Methods: We included 131 patients with APS (86 with primary APS and 45 with APS associated with SLE), 102 patients with SLE and 160 healthy controls. GP Ib-α VNTR polymorphism, GP Ia/IIa 807 C/T polymorphism and GP IIb/IIIa PlA1/2 polymorphism were determined by polymerase chain reaction. Thrombotic events were assessed clinically and confirmed by objective methods. The presence of preclinical arteriosclerosis was evaluated by a carotid ultrasound study in a subgroup of 70 patients with SLE measuring the intima-media wall thickness and the presence of arteriosclerotic plaque.
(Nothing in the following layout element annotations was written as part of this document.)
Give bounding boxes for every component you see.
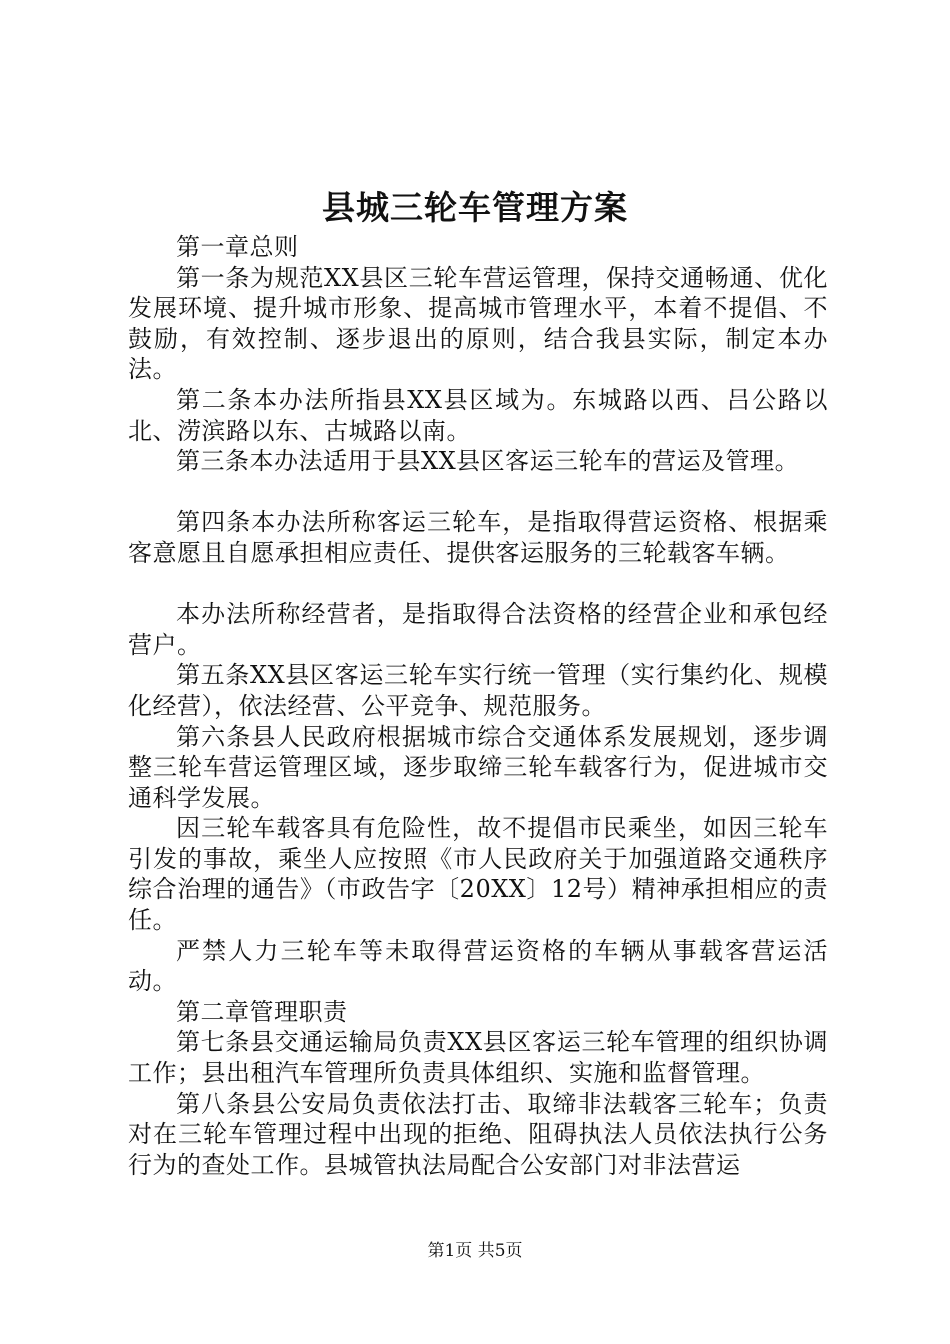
paragraph: 第二条本办法所指县XX县区域为。东城路以西、吕公路以北、涝滨路以东、古城路以南。 — [128, 385, 828, 445]
chapter-heading: 第一章总则 — [176, 233, 299, 261]
chapter-heading: 第二章管理职责 — [176, 997, 348, 1026]
blank-line — [128, 569, 828, 600]
paragraph: 第四条本办法所称客运三轮车，是指取得营运资格、根据乘客意愿且自愿承担相应责任、提供客运服务的三轮载客车辆。 — [128, 508, 828, 567]
paragraph: 第三条本办法适用于县XX县区客运三轮车的营运及管理。 — [176, 447, 800, 476]
paragraph: 第八条县公安局负责依法打击、取缔非法载客三轮车；负责对在三轮车管理过程中出现的拒绝、阻碍执法人员依法执行公务行为的查处工作。县城管执法局配合公安部门对非法营运 — [128, 1089, 828, 1179]
document-body — [128, 232, 828, 1180]
paragraph: 本办法所称经营者，是指取得合法资格的经营企业和承包经营户。 — [128, 600, 828, 659]
paragraph: 因三轮车载客具有危险性，故不提倡市民乘坐，如因三轮车引发的事故，乘坐人应按照《市人民政府关于加强道路交通秩序综合治理的通告》（市政告字〔20XX〕12号）精神承担相应的责任。 — [128, 814, 828, 935]
paragraph: 第五条XX县区客运三轮车实行统一管理（实行集约化、规模化经营），依法经营、公平竞争、规范服务。 — [128, 661, 828, 720]
paragraph: 第一条为规范XX县区三轮车营运管理，保持交通畅通、优化发展环境、提升城市形象、提高城市管理水平，本着不提倡、不鼓励，有效控制、逐步退出的原则，结合我县实际，制定本办法。 — [128, 263, 828, 384]
paragraph: 第七条县交通运输局负责XX县区客运三轮车管理的组织协调工作；县出租汽车管理所负责具体组织、实施和监督管理。 — [128, 1028, 828, 1088]
document-title: 县城三轮车管理方案 — [322, 188, 628, 227]
paragraph: 严禁人力三轮车等未取得营运资格的车辆从事载客营运活动。 — [128, 936, 828, 996]
blank-line — [128, 477, 828, 508]
page-number: 第1页 共5页 — [427, 1241, 523, 1261]
paragraph: 第六条县人民政府根据城市综合交通体系发展规划，逐步调整三轮车营运管理区域，逐步取缔三轮车载客行为，促进城市交通科学发展。 — [128, 722, 828, 812]
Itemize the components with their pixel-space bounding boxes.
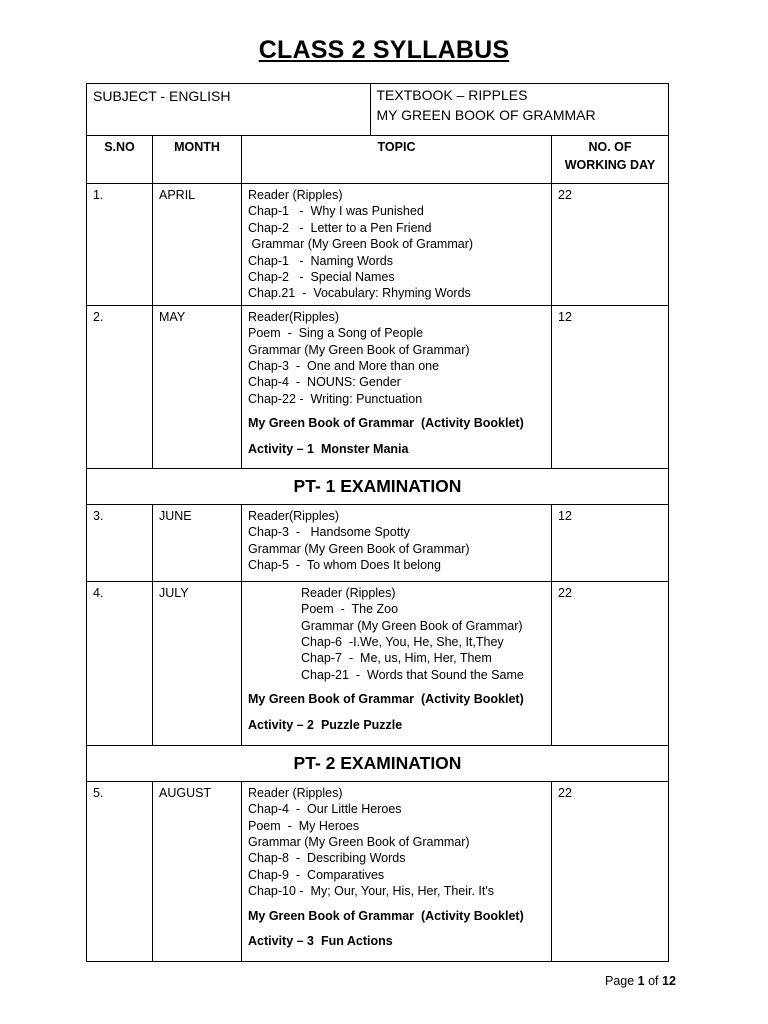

Results: A total of 50 episodes of arterial thrombosis in 36 patients with APS have been registered. We found a significant correlation between the 807 T/T genotype of GP Ia/IIa and arterial thrombosis (22% vs 7%, p = 0.04; OR 3.59, 95% CI 1.20 to 10.79). The VNTR Ib-α and P1A1/2 IIb/IIIa polymorphisms were not associated with arterial thrombosis in patients with APS when individually analysed. The coexistence of both 807 T and PlA2 alleles increased the arterial thrombosis risk (28% vs 7%, p = 0.005; OR 4.84, 95% CI 1.67 to 13.96). In patients with SLE, no relationship was found between the presence of carotid arteriosclerotic plaque and separate polymorphisms of platelet GP. The coexistence of alleles 807 T of GP Ia/IIa and PlA2 of GP IIb/IIIa was associated with the presence of carotid plaque (35% vs 4%, p = 0.002; OR 12.92, 95% CI 2.39 to 69.81).
Conclusions: The T/T genotype of 807 C/T polymorphism of GP Ia/IIa may be an additional risk for the development of arterial thrombosis in APS. The coexistence of both 807 T and PlA2 alleles increased the arterial thrombosis risk in patients with APS and preclinical arteriosclerosis in patients with SLE.